I've been looking into some better ways to unzip: MATLAB's "unzip" function is extremely sluggish. From what I can tell from the tests I've done: python's zipfile.ZipFile.extractall() runs in about 3% of the time of the MATLAB equivalent! So using Python to unzip is the route I want to go down. I would do all my data handling in Python, but I need to merge the data in the zip files with data from an external source which are in .mat files. So my end product, after unzipping and reading these .zip files, is to have ~63,000 .mat files containing only the data I need.
What I wish to do is:
- Unzip using Python
- Manipulate the Data (Calling MATLAB script from Windows command line via Python)
- Save what I wish to keep (using the same MATLAB script)
- Delete unzipped .txt data
Is there a fast and efficient method to call a MATLAB script from the command line? I've tried:
matlab -nosplash -nodesktop -r ScriptToRun.m;quit();
but this opens the window, runs the script then closes the window again. It seems to take a couple of seconds to actually open the MATLAB window before it gets down to running the script.
Any ideas on how I could make this process more efficient?

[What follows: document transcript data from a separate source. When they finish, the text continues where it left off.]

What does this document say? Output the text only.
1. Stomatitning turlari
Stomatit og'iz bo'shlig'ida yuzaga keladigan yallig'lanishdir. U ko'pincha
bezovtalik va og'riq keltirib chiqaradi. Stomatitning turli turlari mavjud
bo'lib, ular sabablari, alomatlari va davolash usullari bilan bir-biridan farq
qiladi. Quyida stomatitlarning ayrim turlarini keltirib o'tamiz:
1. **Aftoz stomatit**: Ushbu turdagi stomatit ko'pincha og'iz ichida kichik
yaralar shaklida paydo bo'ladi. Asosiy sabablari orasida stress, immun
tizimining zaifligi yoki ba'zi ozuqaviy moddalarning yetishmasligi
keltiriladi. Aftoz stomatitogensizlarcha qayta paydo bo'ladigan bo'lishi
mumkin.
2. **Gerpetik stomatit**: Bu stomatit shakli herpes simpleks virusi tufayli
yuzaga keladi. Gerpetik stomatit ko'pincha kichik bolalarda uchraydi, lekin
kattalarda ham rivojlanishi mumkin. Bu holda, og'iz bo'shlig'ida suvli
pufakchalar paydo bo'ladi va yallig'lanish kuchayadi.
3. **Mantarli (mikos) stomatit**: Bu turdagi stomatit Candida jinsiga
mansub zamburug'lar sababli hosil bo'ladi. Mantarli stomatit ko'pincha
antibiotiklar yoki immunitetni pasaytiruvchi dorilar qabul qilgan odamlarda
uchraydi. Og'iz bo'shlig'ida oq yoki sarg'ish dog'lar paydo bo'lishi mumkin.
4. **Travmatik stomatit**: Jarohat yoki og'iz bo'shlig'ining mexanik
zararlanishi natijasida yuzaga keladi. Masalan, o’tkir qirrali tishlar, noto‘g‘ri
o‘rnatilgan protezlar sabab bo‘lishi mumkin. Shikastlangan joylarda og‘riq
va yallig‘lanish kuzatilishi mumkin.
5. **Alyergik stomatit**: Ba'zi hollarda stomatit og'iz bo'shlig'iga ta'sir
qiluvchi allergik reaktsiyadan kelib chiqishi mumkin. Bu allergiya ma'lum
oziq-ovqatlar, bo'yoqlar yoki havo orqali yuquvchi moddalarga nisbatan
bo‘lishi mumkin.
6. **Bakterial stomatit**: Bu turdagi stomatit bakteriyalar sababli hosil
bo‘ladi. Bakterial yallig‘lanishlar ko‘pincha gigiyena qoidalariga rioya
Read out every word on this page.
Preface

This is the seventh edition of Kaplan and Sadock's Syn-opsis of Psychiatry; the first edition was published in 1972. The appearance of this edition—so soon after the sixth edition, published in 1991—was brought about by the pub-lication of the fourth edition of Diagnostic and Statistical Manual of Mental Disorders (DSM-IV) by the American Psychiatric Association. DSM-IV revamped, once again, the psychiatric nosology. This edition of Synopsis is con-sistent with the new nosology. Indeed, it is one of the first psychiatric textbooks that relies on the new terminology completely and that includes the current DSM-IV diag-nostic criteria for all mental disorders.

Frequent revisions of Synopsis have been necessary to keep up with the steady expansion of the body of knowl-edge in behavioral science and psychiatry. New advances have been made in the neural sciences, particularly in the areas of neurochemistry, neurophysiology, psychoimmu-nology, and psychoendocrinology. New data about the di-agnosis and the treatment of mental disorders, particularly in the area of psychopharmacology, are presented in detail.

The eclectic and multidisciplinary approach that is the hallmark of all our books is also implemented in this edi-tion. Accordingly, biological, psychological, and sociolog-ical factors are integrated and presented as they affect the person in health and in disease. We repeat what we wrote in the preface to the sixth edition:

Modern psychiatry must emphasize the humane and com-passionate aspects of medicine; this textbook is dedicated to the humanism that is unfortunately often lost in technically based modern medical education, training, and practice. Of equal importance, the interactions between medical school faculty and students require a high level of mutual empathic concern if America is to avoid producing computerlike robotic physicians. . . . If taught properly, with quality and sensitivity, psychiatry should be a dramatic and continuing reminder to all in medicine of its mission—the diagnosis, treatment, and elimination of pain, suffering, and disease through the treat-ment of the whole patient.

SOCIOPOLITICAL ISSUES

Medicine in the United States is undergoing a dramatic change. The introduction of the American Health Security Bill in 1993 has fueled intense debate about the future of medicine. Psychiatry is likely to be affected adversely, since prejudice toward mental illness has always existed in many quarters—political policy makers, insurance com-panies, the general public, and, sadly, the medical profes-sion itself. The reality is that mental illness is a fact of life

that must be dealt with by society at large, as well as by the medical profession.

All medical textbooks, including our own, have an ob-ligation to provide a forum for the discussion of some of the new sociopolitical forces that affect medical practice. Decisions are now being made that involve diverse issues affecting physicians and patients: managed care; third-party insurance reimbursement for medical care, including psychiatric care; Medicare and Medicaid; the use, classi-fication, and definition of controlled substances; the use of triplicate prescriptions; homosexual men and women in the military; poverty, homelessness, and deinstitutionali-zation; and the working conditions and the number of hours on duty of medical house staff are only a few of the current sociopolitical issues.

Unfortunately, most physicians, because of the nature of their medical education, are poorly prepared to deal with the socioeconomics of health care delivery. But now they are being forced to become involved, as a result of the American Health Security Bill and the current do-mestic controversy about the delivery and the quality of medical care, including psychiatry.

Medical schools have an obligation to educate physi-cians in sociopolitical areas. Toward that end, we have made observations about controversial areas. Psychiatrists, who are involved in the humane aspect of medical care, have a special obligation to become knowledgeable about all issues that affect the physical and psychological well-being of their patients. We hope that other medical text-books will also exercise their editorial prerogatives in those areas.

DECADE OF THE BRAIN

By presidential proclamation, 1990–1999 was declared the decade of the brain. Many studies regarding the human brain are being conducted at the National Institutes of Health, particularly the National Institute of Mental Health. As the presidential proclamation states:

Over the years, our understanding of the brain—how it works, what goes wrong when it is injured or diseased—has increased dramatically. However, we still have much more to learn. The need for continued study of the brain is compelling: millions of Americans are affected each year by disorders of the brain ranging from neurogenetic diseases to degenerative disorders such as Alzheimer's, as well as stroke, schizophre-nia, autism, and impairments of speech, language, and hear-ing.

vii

Note: I'm aware of the ability to call my Python methods using MATLAB, but I'd rather do it the other way about so as to use the multiprocessing/threading modules in Python and make use of all the CPUs on my machine.
Thanks in advance!
댓글 수: 1
Walter Roberson
2013년 2월 8일
Note: you should call with
matlab -nosplash -nodesktop -r 'ScriptToRun;quit();'
and better yet,
matlab -nosplash -nodesktop -r 'try; ScriptToRun; catch; end;quit();'
답변 (2개)
Jason Ross
2013년 2월 8일
편집: Jason Ross
2013년 2월 8일
You could start MATLAB, and have it poll a directory for files to process and output. This would save you the startup costs, since it would already be running and looking for work.
You might also want to take a look at "unzip.m" and see if you could replace, overload, or make an alternate implementation (e.g. myunzip.m") that would call the python unzip instead. Disclaimer: This might get tricky.